Quanto à subcategoria Conhecimento Curricular, ambos os cursos defendem a disseminação de conhecimentos matemáticos com as demais áreas de forma lateral, ou seja, articulando a Matemática com componentes curriculares afins e explanando-os nas aulas paralelamente. Nesse sentido, no decorrer do Curso D, o discente presenciará momentos didáticos para que consiga: conectar, constituir relações e trabalhar na interface da Matemática com múltiplos campos do conhecimento; compartilhar conhecimentos com professores de diferentes disciplinas, assim como considerar as contribuições dessas áreas; dominar os conteúdos básicos que respeitam não só a sua formação específica.

Haja vista que o Conhecimento Curricular também circunscreve a análise dos materiais e dos programas viáveis para a aprendizagem na visão de Shulman (2015a, 2019), os PPCs dos Cursos B e D preconizam que os licenciandos analisem propostas curriculares atreladas à Matemática, produzam materiais didáticos e busquem novas tecnologias de informação e comunicação. Nesse sentido, o conhecimento tecnológico (HARRIS; MISHRA; KOEHLER, 2009) evidencia-se como necessário à docência, posto que perpassa pelo domínio de instrumentos tradicionais – lousa, pincel e apagador – até os mais atuais, como programas, softwares, jogos, plataformas digitais e redes sociais (COLLING; RICHIT, 2019).

Por conseguinte, ainda mais pela ampla possibilidade de contextualização e aplicação da Matemática, a orientação do professor é fundamental para que o aluno constate evidências dos assuntos estudados no dia a dia e nos diversos campos do conhecimento. Com isso, é importante dispor de conhecimentos plurais – não conjugados somente com a área de formação inicial – fato ressaltado nos currículos desses cursos, os quais ofertam componentes relativos à Língua Portuguesa, Física, Química, Estatística e Computação.

No perfil profissional proposto nos documentos, foram encontradas habilidades e competências referentes ao Conhecimento Pedagógico Geral, que corresponde à gestão e organização do ambiente educacional como um todo (SHULMAN, 2019). Assim, os projetos pedagógicos chamaram a atenção para a capacitação de profissionais que trabalhem de forma cooperativa e interdisciplinar, exercendo liderança para contribuir com a proposta pedagógica das suas futuras instituições de ensino, ou seja, presume-se que os futuros educadores participarão da elaboração, desenvolvimento e avaliação do projeto educativo e curricular da escola, atuando em diferentes âmbitos além da sala de aula.

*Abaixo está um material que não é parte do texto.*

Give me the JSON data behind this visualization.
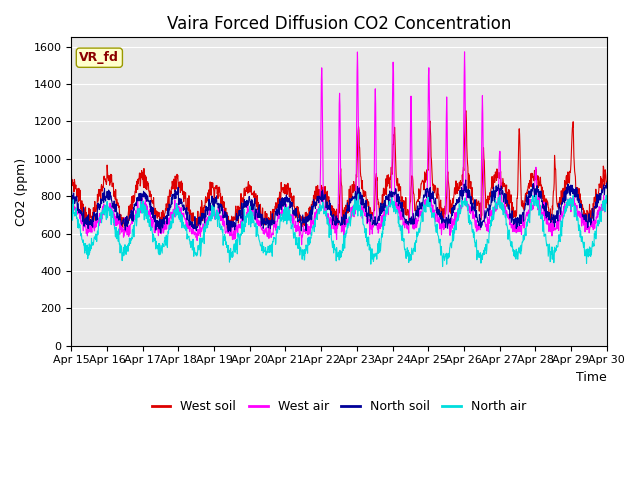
{
  "title": "Vaira Forced Diffusion CO2 Concentration",
  "xlabel": "Time",
  "ylabel": "CO2 (ppm)",
  "ylim": [
    0,
    1650
  ],
  "yticks": [
    0,
    200,
    400,
    600,
    800,
    1000,
    1200,
    1400,
    1600
  ],
  "x_labels": [
    "Apr 15",
    "Apr 16",
    "Apr 17",
    "Apr 18",
    "Apr 19",
    "Apr 20",
    "Apr 21",
    "Apr 22",
    "Apr 23",
    "Apr 24",
    "Apr 25",
    "Apr 26",
    "Apr 27",
    "Apr 28",
    "Apr 29",
    "Apr 30"
  ],
  "line_colors": {
    "west_soil": "#dd0000",
    "west_air": "#ff00ff",
    "north_soil": "#000099",
    "north_air": "#00dddd"
  },
  "legend_label": "VR_fd",
  "legend_entries": [
    "West soil",
    "West air",
    "North soil",
    "North air"
  ],
  "background_color": "#e8e8e8",
  "fig_background": "#ffffff",
  "title_fontsize": 12,
  "axis_fontsize": 9,
  "tick_fontsize": 8,
  "legend_fontsize": 9
}
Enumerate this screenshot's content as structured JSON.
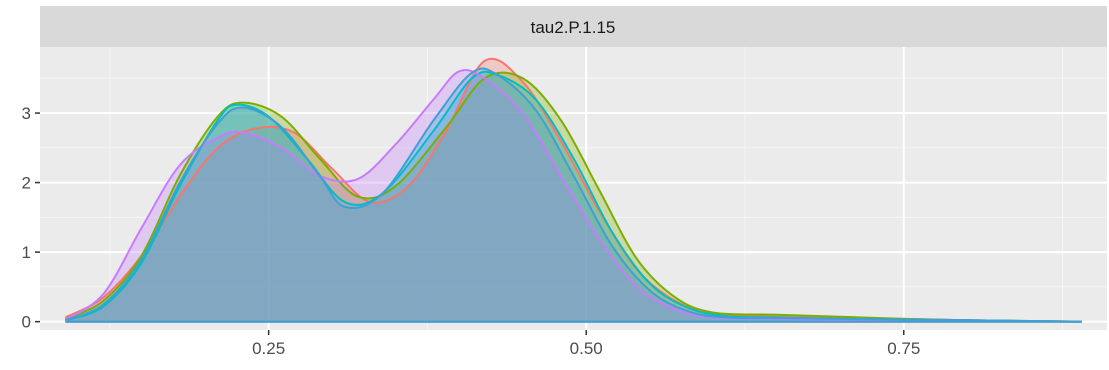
{
  "chart_data": {
    "type": "area",
    "title": "",
    "xlabel": "",
    "ylabel": "",
    "facet_label": "tau2.P.1.15",
    "xlim": [
      0.07,
      0.91
    ],
    "ylim": [
      -0.12,
      3.95
    ],
    "x_ticks": [
      0.25,
      0.5,
      0.75
    ],
    "x_tick_labels": [
      "0.25",
      "0.50",
      "0.75"
    ],
    "y_ticks": [
      0,
      1,
      2,
      3
    ],
    "y_tick_labels": [
      "0",
      "1",
      "2",
      "3"
    ],
    "grid": true,
    "legend": "none",
    "series": [
      {
        "color": "#F8766D",
        "fill": "#F8766D",
        "points": [
          [
            0.09,
            0.06
          ],
          [
            0.12,
            0.35
          ],
          [
            0.15,
            0.95
          ],
          [
            0.18,
            1.8
          ],
          [
            0.21,
            2.5
          ],
          [
            0.24,
            2.78
          ],
          [
            0.27,
            2.72
          ],
          [
            0.3,
            2.2
          ],
          [
            0.33,
            1.72
          ],
          [
            0.36,
            1.95
          ],
          [
            0.39,
            2.75
          ],
          [
            0.42,
            3.75
          ],
          [
            0.45,
            3.45
          ],
          [
            0.48,
            2.6
          ],
          [
            0.51,
            1.6
          ],
          [
            0.54,
            0.75
          ],
          [
            0.57,
            0.3
          ],
          [
            0.6,
            0.12
          ],
          [
            0.65,
            0.07
          ],
          [
            0.7,
            0.05
          ],
          [
            0.75,
            0.04
          ],
          [
            0.8,
            0.02
          ],
          [
            0.89,
            0.0
          ]
        ]
      },
      {
        "color": "#7CAE00",
        "fill": "#7CAE00",
        "points": [
          [
            0.09,
            0.04
          ],
          [
            0.12,
            0.3
          ],
          [
            0.15,
            0.95
          ],
          [
            0.18,
            2.1
          ],
          [
            0.21,
            2.95
          ],
          [
            0.23,
            3.15
          ],
          [
            0.26,
            2.95
          ],
          [
            0.29,
            2.35
          ],
          [
            0.32,
            1.8
          ],
          [
            0.35,
            1.95
          ],
          [
            0.39,
            2.8
          ],
          [
            0.42,
            3.5
          ],
          [
            0.45,
            3.5
          ],
          [
            0.48,
            2.9
          ],
          [
            0.51,
            1.9
          ],
          [
            0.54,
            0.9
          ],
          [
            0.57,
            0.35
          ],
          [
            0.6,
            0.13
          ],
          [
            0.65,
            0.1
          ],
          [
            0.7,
            0.07
          ],
          [
            0.75,
            0.04
          ],
          [
            0.8,
            0.02
          ],
          [
            0.89,
            0.0
          ]
        ]
      },
      {
        "color": "#00BFC4",
        "fill": "#00BFC4",
        "points": [
          [
            0.09,
            0.02
          ],
          [
            0.12,
            0.22
          ],
          [
            0.15,
            0.85
          ],
          [
            0.18,
            1.95
          ],
          [
            0.21,
            2.9
          ],
          [
            0.225,
            3.12
          ],
          [
            0.25,
            2.95
          ],
          [
            0.28,
            2.35
          ],
          [
            0.31,
            1.72
          ],
          [
            0.34,
            1.85
          ],
          [
            0.38,
            2.75
          ],
          [
            0.41,
            3.5
          ],
          [
            0.43,
            3.55
          ],
          [
            0.46,
            3.2
          ],
          [
            0.49,
            2.35
          ],
          [
            0.52,
            1.3
          ],
          [
            0.55,
            0.55
          ],
          [
            0.58,
            0.2
          ],
          [
            0.61,
            0.08
          ],
          [
            0.65,
            0.06
          ],
          [
            0.7,
            0.04
          ],
          [
            0.75,
            0.03
          ],
          [
            0.8,
            0.02
          ],
          [
            0.89,
            0.0
          ]
        ]
      },
      {
        "color": "#C77CFF",
        "fill": "#C77CFF",
        "points": [
          [
            0.09,
            0.03
          ],
          [
            0.12,
            0.4
          ],
          [
            0.15,
            1.35
          ],
          [
            0.18,
            2.25
          ],
          [
            0.21,
            2.65
          ],
          [
            0.23,
            2.72
          ],
          [
            0.26,
            2.5
          ],
          [
            0.29,
            2.1
          ],
          [
            0.32,
            2.05
          ],
          [
            0.35,
            2.55
          ],
          [
            0.38,
            3.2
          ],
          [
            0.4,
            3.6
          ],
          [
            0.42,
            3.5
          ],
          [
            0.45,
            3.0
          ],
          [
            0.48,
            2.1
          ],
          [
            0.51,
            1.2
          ],
          [
            0.54,
            0.5
          ],
          [
            0.57,
            0.18
          ],
          [
            0.6,
            0.06
          ],
          [
            0.65,
            0.04
          ],
          [
            0.7,
            0.03
          ],
          [
            0.75,
            0.02
          ],
          [
            0.8,
            0.01
          ],
          [
            0.89,
            0.0
          ]
        ]
      },
      {
        "color": "#3FA0D6",
        "fill": "#3FA0D6",
        "points": [
          [
            0.09,
            0.02
          ],
          [
            0.12,
            0.25
          ],
          [
            0.15,
            0.9
          ],
          [
            0.18,
            2.0
          ],
          [
            0.21,
            2.85
          ],
          [
            0.23,
            3.08
          ],
          [
            0.26,
            2.8
          ],
          [
            0.29,
            2.1
          ],
          [
            0.31,
            1.65
          ],
          [
            0.34,
            1.85
          ],
          [
            0.38,
            2.9
          ],
          [
            0.41,
            3.58
          ],
          [
            0.43,
            3.55
          ],
          [
            0.46,
            3.05
          ],
          [
            0.49,
            2.1
          ],
          [
            0.52,
            1.1
          ],
          [
            0.55,
            0.45
          ],
          [
            0.58,
            0.15
          ],
          [
            0.61,
            0.06
          ],
          [
            0.65,
            0.05
          ],
          [
            0.7,
            0.04
          ],
          [
            0.75,
            0.03
          ],
          [
            0.8,
            0.02
          ],
          [
            0.89,
            0.0
          ]
        ]
      }
    ]
  }
}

Nos currículos, o Conhecimento dos Alunos e de suas Características também foi evidenciado como um princípio inerente ao preparo do licenciando em Matemática, com o intuito de perceber seu papel social e interpretar os conhecimentos e as ações dos alunos com sensibilidade segundo suas realidades singulares (PIMENTA, 2018; SHULMAN, 2015a). A fim de que isso se concretize, o Curso D sinaliza a pertinência de seu egresso adotar uma postura inclusiva no reconhecimento e na superação de discriminações e preconceitos frente à diversidade sociocultural, física, étnico-racial e política dos alunos.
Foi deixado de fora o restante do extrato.